China factory Dichloroacetic acid CAS 79-43-6 with high purity

Other name

2,2-Dichloroacetic acid ;Acetic acid, 2,2-dichloro- ;Dichloroethanoic acid

CAS

79-43-6

Applications

Organic intermediates

Appearance

Colorless liquid

  Dichloroacetic acid CAS 79-43-6 is an organochlorine compound comprising acetic acid carrying two chloro substituents at the 2-position. It occurs in nature in seaweed, Asparagopsis taxiformis. It has a role as an astringent and a marine metabolite. It is a monocarboxylic acid and an organochlorine compound.

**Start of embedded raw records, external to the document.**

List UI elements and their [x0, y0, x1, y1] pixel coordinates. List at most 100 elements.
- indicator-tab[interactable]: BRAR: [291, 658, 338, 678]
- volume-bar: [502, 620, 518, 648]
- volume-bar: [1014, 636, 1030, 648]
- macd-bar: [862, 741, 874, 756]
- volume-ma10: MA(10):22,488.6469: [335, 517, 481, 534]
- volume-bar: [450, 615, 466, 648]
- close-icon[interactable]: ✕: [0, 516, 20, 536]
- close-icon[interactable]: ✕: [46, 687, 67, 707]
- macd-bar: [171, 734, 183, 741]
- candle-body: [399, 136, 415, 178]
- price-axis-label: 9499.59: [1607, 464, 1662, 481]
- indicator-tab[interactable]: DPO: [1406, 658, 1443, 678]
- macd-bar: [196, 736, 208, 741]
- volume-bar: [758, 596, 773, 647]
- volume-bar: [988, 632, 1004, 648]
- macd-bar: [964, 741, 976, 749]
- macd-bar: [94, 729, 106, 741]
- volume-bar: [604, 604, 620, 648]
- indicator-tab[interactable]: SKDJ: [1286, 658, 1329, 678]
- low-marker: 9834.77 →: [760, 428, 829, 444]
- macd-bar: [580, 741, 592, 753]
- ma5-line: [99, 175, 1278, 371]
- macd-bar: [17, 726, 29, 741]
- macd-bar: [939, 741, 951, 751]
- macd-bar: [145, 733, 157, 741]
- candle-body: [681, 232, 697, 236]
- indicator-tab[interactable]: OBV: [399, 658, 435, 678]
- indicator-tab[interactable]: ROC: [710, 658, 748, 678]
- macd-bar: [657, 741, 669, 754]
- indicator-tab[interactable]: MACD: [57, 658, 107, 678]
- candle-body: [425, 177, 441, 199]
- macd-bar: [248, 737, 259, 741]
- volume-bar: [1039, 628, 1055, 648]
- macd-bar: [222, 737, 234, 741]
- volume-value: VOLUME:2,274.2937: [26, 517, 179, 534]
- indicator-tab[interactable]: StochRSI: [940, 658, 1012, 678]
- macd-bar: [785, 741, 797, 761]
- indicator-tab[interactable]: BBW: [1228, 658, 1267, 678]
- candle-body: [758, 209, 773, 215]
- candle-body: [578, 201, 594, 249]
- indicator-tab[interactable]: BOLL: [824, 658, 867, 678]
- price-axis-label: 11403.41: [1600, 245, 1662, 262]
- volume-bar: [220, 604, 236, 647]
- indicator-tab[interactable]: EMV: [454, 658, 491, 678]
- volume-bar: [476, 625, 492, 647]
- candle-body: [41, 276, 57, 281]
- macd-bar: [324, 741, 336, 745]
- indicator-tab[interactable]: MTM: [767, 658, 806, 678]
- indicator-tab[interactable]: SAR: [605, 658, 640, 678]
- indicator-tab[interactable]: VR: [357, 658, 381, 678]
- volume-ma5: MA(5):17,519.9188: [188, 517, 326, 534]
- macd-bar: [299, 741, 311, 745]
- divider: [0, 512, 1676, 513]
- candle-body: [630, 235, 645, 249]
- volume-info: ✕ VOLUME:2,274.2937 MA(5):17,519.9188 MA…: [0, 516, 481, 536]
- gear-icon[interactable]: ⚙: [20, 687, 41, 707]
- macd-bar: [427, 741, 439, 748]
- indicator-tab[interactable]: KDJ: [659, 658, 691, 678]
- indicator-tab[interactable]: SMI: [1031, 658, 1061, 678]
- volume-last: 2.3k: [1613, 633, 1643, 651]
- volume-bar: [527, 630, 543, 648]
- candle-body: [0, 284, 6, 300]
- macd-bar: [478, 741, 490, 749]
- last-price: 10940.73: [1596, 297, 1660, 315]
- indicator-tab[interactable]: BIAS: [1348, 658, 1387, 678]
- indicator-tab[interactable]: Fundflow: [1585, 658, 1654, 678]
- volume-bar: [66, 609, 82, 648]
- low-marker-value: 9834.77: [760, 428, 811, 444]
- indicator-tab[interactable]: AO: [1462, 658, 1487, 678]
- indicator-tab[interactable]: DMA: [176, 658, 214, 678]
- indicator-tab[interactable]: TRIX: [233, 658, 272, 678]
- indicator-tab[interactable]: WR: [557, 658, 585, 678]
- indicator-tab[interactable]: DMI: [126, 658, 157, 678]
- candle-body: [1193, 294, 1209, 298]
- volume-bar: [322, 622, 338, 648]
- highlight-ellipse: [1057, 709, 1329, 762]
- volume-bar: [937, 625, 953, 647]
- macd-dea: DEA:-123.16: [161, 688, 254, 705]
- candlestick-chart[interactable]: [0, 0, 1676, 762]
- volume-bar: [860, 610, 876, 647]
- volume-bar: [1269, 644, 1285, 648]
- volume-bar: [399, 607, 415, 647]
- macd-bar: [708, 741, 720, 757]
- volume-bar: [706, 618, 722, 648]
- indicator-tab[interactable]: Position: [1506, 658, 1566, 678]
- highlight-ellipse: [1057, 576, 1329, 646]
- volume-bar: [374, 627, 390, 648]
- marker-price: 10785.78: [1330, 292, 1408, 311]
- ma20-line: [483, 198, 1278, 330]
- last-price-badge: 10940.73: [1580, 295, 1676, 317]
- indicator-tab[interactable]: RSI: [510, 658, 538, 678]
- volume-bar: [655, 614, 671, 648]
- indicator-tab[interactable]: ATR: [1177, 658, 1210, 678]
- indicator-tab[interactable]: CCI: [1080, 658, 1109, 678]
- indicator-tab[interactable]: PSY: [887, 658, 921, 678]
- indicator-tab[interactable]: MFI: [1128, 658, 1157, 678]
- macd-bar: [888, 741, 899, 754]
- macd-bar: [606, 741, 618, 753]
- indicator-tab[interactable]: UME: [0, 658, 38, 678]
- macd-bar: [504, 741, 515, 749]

  Dichloroacetic acid CAS 79-43-6 often abbreviated DCA, is an acid analogue of acetic acid in which two of the three hydrogen atoms of the methyl group have been replaced by chlorine atoms. Salts of DCA are used as drugs since they inhibit the enzyme pyruvate dehydrogenase kinase. Early reports of its activity against brain cancer cells led patients to treat themselves with DCA, which is commercially available in non-pharmaceutical grade. A phase 1 study in 5 patients concluded that DCA was safe, but wasn't designed to establish effectiveness. DCA was approved for use in Canada in 1989 (as a topical formulation for treatment of warts and for cauterization and removal of a wide variety of skin and tissue lesions), but was cancelled post market.